Untuk menindaklanjuti penyelidikan atas kasus-kasus gagal ginjal tersebut, lanjut Kristia, tim dokter melakukan pelacakan penyebab gagal ginjal akut progresif atipikal sesuai petunjuk dari Kementrian Kesehatan (kemenkes). Diantaranya dengan melakukan penelusuran riwayat penggunaan obat syrup serta pemeriksaan toksikologi untuk mengetahui ada tidaknya EG/DEG dalam darah atau urine pasien.
Pengambilan sampel telah dilakukan pada 3 pasien yang pekan lalu masih menjalani perawatan. Namun tim medis belum mendapat hasil pemeriksaan karena sampel harus diperiksa di Labkesda DKI Jakarta.
Tim medis juga telah melakukan biopsi atau pengambilan contoh jaringan ginjal pada beberapa pasien agar dapat mengidentifikasi profil kerusakan yang terjadi.
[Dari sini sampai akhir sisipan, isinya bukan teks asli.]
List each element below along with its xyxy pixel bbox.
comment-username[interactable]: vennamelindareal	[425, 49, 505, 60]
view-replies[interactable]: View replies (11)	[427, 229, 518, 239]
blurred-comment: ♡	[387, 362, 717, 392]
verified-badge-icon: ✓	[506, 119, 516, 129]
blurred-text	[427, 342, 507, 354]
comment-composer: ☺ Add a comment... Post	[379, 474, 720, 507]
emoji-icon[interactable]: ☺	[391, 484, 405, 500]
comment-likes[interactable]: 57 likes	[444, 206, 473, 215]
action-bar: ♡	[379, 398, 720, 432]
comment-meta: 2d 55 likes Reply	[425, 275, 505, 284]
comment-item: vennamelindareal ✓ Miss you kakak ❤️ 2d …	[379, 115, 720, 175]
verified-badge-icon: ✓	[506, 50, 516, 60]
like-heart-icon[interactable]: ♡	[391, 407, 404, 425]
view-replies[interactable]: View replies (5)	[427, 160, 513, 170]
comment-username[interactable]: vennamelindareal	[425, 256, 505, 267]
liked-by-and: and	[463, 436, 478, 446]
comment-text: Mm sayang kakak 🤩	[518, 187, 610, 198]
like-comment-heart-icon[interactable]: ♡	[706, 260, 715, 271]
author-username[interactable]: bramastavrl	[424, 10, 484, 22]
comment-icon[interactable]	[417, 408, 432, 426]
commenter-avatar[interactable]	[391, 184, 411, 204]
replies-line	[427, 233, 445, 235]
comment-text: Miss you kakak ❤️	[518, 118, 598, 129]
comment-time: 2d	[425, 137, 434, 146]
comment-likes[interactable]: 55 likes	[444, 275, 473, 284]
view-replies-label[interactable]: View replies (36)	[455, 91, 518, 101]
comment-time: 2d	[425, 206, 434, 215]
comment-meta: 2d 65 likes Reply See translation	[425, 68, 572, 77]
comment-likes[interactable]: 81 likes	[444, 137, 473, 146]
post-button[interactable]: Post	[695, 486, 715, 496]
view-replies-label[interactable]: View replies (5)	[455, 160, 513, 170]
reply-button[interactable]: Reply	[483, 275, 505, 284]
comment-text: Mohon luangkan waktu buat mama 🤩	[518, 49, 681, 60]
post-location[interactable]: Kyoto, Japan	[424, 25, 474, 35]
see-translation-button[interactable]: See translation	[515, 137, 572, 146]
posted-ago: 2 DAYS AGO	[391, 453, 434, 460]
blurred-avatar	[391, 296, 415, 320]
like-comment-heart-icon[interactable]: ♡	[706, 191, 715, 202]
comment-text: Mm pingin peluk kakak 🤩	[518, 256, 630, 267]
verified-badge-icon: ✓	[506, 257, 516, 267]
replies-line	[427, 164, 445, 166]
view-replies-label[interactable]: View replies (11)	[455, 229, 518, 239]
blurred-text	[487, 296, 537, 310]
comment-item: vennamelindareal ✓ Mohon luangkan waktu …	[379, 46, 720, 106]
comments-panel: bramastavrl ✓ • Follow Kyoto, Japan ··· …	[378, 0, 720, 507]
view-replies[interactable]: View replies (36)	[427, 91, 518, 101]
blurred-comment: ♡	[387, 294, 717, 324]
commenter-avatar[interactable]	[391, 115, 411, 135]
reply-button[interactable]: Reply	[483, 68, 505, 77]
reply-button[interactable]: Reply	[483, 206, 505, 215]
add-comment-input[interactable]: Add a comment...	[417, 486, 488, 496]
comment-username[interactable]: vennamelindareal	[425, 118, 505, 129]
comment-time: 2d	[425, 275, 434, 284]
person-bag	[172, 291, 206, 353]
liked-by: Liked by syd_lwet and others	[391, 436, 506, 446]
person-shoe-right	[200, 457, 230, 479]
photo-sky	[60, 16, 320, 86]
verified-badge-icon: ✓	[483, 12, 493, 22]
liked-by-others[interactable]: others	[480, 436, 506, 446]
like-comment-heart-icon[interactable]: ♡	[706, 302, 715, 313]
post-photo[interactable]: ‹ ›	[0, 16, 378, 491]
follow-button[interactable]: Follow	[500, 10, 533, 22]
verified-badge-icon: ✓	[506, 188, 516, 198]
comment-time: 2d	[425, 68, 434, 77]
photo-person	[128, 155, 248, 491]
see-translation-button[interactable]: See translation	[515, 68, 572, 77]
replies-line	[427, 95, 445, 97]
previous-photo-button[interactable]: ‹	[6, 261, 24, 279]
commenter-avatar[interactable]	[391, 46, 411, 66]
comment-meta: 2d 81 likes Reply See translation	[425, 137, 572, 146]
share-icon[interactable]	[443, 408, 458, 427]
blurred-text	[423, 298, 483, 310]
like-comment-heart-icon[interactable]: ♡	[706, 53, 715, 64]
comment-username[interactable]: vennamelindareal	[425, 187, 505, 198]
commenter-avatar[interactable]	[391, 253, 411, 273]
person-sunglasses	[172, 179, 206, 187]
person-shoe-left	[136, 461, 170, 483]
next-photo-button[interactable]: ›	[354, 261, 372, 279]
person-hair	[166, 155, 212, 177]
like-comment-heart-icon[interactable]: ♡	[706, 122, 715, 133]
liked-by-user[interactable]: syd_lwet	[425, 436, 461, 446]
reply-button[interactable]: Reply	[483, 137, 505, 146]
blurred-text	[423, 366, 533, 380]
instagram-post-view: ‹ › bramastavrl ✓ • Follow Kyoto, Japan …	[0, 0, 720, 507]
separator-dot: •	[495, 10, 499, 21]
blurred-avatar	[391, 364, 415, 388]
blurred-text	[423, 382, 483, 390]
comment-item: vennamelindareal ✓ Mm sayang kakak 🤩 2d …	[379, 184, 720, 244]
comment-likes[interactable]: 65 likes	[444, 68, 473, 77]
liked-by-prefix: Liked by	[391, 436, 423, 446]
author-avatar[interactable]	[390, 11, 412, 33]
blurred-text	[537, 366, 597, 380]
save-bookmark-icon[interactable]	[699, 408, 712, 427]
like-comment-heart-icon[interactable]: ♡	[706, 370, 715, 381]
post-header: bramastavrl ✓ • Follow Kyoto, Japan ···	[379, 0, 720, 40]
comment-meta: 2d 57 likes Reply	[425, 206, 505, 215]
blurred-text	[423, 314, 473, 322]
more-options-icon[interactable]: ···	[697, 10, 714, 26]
Selain itu menelusuri penyebab kerusakan jaringan tersebut, apakah diakibatkan virus, bakteri atau lainnya. Sebab saat ini belum bisa dipastikan penyebab penyakit tersebut.
“Dari semua kasus yang telah ditangani hingga saat ini, baik pasien yang sudah dipulangkan maupun yang saat ini masih dirawat belum ada yang mendapat pengobatan antidote fomepizole, namun demikian kondisi klinis pasien berangsur membaik,” imbuhnya.